Ihn hätte wahrscheinlich das gleiche Schicksal ereilt wie so viele andere, wenn ihm „­Mamaw“, seine Großmutter, nicht den Halt und die Sicherheit gegeben hätte, die seine „Mom“ ihm nicht bieten konnte, denn die hatte ein Drogenproblem und ständig wechselnde Partner, ein Phänomen, das nirgends sonst auf der Welt so weit verbreitet ist wie in amerikanischen Arbeiterfamilien. Und die daraus entstehenden Konflikte sind so bizarr, dass man nur ungläubig den Kopf schütteln kann und sogar lachen muss, weil solche Geschichten ein Licht auf Personen werfen, auf die Vance nie verächtlich herabblickt.

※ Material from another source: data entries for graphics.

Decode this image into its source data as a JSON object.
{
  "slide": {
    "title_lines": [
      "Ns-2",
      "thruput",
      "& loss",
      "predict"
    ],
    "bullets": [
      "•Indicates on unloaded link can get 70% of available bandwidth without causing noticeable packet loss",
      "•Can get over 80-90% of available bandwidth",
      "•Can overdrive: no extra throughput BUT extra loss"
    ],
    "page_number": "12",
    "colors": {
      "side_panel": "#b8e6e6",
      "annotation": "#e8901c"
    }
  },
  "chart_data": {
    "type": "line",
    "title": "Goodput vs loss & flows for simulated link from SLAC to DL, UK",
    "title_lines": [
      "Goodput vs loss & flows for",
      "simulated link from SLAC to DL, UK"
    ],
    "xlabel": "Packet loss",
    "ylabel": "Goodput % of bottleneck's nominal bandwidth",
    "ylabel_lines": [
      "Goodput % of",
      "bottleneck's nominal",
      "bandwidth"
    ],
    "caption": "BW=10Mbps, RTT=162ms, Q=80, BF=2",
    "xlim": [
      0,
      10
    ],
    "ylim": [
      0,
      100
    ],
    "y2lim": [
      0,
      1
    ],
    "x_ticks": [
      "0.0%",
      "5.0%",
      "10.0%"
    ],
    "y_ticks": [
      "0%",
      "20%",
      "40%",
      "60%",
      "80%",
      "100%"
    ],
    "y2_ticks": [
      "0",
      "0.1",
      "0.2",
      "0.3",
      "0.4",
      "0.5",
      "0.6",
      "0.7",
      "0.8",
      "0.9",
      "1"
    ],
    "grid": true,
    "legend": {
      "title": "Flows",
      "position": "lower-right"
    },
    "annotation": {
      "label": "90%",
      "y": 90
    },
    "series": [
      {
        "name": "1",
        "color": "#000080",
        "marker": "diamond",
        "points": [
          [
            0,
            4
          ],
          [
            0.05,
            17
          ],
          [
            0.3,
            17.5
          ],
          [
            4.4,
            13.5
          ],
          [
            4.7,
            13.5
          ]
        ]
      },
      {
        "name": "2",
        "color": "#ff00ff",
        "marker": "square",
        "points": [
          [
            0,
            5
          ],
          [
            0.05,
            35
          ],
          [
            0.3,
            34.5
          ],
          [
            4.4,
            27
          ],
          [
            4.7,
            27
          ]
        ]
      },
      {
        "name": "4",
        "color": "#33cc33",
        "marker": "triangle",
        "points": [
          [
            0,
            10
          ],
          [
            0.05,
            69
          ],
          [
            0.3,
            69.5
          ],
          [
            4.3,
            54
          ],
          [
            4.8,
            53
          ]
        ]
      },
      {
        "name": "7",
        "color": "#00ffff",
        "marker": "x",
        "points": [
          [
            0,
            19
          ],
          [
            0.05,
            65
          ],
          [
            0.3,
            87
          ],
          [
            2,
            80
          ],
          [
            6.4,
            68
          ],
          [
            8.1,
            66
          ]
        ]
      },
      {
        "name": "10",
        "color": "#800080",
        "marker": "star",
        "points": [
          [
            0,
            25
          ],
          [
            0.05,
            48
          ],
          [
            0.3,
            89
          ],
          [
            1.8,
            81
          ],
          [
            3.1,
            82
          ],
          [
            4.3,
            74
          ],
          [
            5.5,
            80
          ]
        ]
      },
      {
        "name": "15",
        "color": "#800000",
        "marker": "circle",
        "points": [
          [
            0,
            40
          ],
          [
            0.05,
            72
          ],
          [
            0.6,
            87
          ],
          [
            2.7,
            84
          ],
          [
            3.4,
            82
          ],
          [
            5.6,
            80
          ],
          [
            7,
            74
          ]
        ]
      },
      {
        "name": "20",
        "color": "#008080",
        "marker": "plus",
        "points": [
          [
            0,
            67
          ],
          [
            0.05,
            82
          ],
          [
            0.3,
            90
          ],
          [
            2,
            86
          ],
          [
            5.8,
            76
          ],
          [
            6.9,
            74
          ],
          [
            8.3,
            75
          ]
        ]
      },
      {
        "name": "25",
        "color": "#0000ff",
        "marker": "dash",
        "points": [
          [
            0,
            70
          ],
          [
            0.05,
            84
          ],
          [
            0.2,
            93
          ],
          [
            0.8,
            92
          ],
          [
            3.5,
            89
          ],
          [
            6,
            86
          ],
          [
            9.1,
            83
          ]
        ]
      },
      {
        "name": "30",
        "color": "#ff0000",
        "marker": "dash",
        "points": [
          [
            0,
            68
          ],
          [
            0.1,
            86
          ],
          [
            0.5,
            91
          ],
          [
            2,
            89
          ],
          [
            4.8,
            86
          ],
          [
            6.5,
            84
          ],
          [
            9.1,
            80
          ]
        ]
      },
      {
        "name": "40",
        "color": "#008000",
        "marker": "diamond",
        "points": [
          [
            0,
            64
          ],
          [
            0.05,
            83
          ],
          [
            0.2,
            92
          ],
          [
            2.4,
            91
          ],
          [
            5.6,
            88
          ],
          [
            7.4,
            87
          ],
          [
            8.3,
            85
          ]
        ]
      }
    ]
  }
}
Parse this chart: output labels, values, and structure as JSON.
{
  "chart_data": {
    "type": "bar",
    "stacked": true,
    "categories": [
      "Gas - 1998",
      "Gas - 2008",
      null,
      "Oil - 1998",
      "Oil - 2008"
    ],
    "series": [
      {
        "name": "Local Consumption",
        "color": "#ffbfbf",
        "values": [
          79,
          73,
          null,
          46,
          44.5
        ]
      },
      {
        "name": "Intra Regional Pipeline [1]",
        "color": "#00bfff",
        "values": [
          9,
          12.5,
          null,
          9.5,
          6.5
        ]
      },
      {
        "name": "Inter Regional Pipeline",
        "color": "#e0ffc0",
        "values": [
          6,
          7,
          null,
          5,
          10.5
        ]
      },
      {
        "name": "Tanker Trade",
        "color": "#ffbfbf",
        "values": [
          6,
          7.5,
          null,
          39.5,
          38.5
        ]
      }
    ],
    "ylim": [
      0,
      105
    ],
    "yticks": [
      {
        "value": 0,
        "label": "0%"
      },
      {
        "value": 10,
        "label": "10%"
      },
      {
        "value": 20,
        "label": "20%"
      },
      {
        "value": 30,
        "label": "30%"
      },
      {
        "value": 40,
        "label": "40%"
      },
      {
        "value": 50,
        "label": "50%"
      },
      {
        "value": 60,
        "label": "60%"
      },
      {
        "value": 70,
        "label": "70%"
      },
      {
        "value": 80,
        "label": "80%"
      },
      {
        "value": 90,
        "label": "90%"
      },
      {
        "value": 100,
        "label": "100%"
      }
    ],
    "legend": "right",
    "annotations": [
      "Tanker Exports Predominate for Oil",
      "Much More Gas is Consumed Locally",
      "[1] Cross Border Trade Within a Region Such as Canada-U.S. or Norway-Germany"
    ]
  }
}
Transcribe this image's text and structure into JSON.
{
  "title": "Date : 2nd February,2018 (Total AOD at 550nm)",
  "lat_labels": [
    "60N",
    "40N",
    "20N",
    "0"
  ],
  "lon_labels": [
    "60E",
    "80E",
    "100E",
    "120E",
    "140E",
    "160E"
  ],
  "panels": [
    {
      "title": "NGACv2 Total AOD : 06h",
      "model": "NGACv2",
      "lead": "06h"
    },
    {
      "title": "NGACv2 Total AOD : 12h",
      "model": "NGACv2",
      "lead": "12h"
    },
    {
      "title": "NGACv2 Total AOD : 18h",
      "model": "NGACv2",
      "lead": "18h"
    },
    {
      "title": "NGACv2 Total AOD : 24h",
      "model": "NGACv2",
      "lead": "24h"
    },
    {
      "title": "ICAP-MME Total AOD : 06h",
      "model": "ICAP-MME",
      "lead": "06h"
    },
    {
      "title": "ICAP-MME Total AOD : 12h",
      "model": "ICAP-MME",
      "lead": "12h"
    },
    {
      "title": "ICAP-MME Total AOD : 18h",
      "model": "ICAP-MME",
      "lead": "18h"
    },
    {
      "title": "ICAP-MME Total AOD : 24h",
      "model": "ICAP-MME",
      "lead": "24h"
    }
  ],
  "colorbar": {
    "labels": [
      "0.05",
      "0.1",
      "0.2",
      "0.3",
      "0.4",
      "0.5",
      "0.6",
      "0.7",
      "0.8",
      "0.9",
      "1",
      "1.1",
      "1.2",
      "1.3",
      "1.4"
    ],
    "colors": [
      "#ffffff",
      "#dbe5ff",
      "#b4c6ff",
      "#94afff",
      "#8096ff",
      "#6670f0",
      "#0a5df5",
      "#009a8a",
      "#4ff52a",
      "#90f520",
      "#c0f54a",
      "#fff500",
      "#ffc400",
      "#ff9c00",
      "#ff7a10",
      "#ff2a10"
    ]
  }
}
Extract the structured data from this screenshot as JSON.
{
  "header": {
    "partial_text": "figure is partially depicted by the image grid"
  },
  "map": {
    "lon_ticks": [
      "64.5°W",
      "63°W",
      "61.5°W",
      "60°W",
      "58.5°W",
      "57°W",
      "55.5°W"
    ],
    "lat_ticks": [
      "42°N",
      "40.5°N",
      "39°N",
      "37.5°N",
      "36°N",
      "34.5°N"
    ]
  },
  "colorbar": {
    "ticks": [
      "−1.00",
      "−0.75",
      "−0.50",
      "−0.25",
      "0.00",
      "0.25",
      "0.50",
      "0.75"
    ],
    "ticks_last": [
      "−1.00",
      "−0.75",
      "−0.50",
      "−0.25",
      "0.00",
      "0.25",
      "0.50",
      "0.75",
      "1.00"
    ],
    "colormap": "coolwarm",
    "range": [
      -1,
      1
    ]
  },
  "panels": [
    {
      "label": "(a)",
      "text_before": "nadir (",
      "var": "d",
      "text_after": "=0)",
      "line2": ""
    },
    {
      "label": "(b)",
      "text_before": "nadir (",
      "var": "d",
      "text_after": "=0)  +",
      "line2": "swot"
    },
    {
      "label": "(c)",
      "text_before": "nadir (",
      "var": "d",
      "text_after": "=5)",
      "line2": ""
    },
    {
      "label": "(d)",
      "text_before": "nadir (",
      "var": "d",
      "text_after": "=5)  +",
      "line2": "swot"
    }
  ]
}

So erzählt er, wie auf einer Autofahrt aus nichtigem Anlass ein Streit zwischen ihm und seiner Mutter eskaliert, wie seine Mutter am Straßenrand anhält, um ihn zu verprügeln, wie er quer über die Felder zu einem Haus rennt und die dort in einem Swimmingpool liegende Frau um Hilfe anfleht, wie die außer Rand und Band geratene Mutter die Tür eintritt, um ihn herauszuholen, wie die Frau die Polizei anruft, wie Vance schließlich vor Gericht seine Mutter entlasten muss, damit sie nicht hinter Gitter kommt, was bedeutet, dass das Schreckensszenario weitergeht. Wie seine Mutter eine Urinprobe von ihm fordert, weil das Gesundheitsamt ihre Drogenabhängigkeit überprüfen will. Wie seine Großeltern nach einem Gottesdienst mit vorgehaltenen Schusswaffen jedes Auto durchsuchen, das den Parkplatz verlassen will, weil sie glauben, ihr Enkel sei von einem „Perversen“ entführt worden, dabei ist der Enkel nur auf der Kirchenbank eingeschlafen.

Drogen, Alkohol, Gefängnis

Von dieser Art sind die Episoden, die das Klima aus Familienstreit und Gewaltexzessen, befeuert vom Alkohol, aufzeigen und deutlich machen, wie prädestiniert die Karrieren sind, die Menschen in diesem Umfeld einschlagen: früh Kinder kriegen, Drogen und Alkohol, Gefängnis. Umso erstaunlicher, dass der Autor es trotzdem geschafft hat, dass er in der angesehenen Yale University schließlich Jura studierte und inzwischen als Investor arbeitet. Oder vielleicht doch nicht so erstaunlich, denn er geht, weil ihm nichts Besseres einfällt, nach der Schule zum Militär.

Das Buch

J. D. Vance: „Hillbilly-Elegie: Die Geschichte meiner Familie und einer Gesellschaft in der Krise“. Ullstein, Berlin 2017, 304 Seiten, 22 Euro

Der Drill, dem er während der Grundausbildung unterliegt, macht aus dem übergewichtigen, pummeligen, antriebslosen Jüngling einen Menschen, der nach seiner Militärzeit weiß, was er will, und der es mit seinem neu erwachten, angestachelten Ehrgeiz auch schafft. Aus J. D. Vance wird ein Mann, der ein Ziel vor Augen hat und es schließlich auch erreicht: eine Familie zu gründen, ein Haus, einen guten Job und eine tolle Frau zu haben, denn das ist es letztlich, was diesen Menschen offenbar antreibt. Es ist nicht die Sehnsucht nach mehr Gerechtigkeit, womöglich sogar nach einer Revolution, sondern es ist home sweet home, weil Leute wie J. D. Vance das immer vermisst haben.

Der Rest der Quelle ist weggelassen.